Statistical mechanics and thermodynamic limit of self-gravitating fermions in D dimensions

TL;DR

This paper explores the statistical mechanics of self-gravitating fermions in D-dimensional space, revealing that for dimensions four and higher, quantum mechanics cannot prevent gravitational collapse, highlighting the special nature of our three-dimensional universe.

Contribution

It provides a detailed analysis of phase transitions and stability in self-gravitating fermion systems across different dimensions, emphasizing the unique stability of three-dimensional space.

Findings

For D≥4, a critical temperature and energy prevent equilibrium states.

Quantum mechanics cannot stabilize matter against collapse in D≥4.

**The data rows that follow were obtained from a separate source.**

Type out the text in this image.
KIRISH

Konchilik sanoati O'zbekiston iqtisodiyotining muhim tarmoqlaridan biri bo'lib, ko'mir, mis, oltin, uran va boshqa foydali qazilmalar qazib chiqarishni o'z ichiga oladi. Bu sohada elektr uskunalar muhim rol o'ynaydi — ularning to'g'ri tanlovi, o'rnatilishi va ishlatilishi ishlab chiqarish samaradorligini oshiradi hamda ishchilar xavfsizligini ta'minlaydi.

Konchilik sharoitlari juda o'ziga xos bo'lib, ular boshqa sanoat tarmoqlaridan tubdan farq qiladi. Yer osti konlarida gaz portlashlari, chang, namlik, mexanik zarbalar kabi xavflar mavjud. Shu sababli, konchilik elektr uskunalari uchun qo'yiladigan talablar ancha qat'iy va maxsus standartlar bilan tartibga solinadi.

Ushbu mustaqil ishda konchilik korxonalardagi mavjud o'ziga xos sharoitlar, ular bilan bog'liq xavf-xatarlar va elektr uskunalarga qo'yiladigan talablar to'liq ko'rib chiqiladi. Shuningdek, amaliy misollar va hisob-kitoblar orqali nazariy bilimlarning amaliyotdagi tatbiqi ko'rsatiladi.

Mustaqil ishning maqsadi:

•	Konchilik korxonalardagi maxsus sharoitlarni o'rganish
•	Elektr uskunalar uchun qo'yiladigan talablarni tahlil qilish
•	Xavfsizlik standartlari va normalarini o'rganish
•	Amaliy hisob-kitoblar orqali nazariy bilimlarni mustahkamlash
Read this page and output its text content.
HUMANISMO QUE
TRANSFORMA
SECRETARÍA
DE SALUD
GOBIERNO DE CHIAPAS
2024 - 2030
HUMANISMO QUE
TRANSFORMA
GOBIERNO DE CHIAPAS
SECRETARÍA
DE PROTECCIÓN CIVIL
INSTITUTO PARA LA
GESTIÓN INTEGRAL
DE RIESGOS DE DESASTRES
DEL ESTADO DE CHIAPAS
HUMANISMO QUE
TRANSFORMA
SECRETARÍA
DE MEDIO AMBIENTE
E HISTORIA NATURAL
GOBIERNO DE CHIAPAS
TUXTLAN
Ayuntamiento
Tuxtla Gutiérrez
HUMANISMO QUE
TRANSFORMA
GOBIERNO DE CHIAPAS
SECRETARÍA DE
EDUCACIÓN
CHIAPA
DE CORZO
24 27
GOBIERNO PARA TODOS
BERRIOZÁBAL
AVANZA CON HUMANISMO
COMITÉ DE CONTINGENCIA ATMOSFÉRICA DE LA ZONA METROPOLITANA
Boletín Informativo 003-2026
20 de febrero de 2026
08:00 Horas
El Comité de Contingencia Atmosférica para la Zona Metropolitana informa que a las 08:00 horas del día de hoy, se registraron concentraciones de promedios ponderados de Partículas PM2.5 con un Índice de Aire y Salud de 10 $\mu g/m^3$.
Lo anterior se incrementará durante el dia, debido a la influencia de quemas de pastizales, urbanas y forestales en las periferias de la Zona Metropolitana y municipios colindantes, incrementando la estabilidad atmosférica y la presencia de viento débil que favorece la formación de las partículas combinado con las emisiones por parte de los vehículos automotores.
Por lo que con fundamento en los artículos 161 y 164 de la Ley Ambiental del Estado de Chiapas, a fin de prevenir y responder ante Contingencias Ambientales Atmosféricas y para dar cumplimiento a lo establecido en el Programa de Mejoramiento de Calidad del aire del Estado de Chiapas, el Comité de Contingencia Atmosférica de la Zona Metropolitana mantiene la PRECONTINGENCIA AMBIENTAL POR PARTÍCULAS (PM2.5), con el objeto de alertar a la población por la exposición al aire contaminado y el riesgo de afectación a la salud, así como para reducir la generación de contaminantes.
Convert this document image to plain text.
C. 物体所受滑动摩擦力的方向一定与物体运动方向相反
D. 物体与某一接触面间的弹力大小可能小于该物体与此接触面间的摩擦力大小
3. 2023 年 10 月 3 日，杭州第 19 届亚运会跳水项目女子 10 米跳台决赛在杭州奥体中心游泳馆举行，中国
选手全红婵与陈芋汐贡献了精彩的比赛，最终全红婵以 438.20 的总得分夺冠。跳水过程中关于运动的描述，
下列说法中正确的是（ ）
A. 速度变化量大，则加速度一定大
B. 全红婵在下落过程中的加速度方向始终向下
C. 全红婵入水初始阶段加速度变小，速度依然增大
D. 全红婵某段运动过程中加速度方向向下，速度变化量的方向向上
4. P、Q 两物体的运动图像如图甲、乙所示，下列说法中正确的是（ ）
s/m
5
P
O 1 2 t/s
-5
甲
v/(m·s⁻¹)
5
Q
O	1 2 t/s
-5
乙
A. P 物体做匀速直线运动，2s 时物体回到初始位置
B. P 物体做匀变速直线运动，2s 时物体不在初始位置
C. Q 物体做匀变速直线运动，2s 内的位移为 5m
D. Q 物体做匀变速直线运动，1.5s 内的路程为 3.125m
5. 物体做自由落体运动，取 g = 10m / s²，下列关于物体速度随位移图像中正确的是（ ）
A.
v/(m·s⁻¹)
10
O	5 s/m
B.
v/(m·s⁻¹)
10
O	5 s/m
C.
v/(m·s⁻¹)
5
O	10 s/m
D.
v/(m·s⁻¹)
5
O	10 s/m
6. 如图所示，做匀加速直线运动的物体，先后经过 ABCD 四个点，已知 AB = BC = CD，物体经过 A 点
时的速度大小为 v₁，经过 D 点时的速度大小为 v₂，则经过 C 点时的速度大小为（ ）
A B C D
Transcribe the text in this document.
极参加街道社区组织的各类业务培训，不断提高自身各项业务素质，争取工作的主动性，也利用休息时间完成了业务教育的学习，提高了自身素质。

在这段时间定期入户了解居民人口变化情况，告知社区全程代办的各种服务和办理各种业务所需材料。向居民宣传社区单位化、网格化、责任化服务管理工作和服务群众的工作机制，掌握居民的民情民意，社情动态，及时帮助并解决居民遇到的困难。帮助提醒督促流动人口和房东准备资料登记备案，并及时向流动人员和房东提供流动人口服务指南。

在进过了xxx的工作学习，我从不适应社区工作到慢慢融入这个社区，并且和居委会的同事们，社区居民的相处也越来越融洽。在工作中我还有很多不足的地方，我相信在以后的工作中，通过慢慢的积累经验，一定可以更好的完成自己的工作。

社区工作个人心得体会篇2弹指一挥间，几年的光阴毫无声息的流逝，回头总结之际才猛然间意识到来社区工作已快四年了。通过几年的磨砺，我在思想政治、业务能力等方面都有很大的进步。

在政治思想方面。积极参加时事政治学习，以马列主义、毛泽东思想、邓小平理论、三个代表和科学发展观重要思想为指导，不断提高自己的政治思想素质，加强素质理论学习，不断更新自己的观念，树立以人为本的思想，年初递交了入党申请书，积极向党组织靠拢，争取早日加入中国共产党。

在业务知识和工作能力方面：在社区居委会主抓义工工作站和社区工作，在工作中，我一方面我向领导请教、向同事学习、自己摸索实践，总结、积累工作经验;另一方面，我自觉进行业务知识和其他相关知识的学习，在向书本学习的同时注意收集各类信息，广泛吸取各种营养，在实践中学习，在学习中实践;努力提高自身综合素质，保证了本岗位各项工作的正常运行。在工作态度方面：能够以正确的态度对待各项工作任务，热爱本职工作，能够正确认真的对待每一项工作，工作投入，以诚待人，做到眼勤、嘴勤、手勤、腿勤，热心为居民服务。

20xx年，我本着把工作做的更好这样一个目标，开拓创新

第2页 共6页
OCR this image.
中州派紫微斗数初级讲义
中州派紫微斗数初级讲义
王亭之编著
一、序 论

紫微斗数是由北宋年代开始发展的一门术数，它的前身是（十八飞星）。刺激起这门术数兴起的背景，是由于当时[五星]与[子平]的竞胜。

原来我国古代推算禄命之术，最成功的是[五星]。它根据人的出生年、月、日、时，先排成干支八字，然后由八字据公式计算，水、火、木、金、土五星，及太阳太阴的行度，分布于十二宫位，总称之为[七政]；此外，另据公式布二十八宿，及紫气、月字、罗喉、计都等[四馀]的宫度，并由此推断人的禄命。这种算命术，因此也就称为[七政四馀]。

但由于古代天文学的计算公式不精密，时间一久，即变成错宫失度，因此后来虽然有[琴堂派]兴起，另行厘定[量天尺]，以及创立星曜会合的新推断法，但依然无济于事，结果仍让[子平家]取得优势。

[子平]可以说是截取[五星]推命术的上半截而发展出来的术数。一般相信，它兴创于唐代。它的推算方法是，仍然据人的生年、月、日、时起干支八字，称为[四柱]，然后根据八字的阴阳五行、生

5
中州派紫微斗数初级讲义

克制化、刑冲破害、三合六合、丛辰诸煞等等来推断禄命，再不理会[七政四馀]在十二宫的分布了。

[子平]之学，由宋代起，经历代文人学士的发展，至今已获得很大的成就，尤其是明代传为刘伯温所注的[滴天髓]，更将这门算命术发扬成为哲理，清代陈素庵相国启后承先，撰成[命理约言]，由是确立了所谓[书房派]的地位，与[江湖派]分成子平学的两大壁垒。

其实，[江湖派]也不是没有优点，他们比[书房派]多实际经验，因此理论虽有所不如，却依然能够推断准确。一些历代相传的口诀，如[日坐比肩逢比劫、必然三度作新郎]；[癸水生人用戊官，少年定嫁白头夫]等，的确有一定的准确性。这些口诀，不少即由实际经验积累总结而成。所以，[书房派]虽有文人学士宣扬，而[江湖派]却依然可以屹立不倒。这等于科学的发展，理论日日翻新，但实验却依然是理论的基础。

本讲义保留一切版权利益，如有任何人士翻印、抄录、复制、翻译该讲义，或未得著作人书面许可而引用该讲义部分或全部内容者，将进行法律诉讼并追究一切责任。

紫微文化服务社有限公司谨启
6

The three-dimensional space is unique in allowing stable matter due to quantum effects.

Abstract

We discuss the statistical mechanics of a system of self-gravitating fermions in a space of dimension $D$. We plot the caloric curves of the self-gravitating Fermi gas giving the temperature as a function of energy and investigate the nature of phase transitions as a function of the dimension of space. We consider stable states (global entropy maxima) as well as metastable states (local entropy maxima). We show that for $D\ge 4$, there exists a critical temperature (for sufficiently large systems) and a critical energy below which the system cannot be found in statistical equilibrium. Therefore, for $D\ge 4$, quantum mechanics cannot stabilize matter against gravitational collapse. This is similar to a result found by Ehrenfest (1917) at the atomic level for Coulombian forces. This makes the dimension D=3 of our universe very particular with possible implications regarding the anthropic principle. Our study enters in a long tradition of scientific and philosophical papers who studied how the dimension of space affects the laws of physics.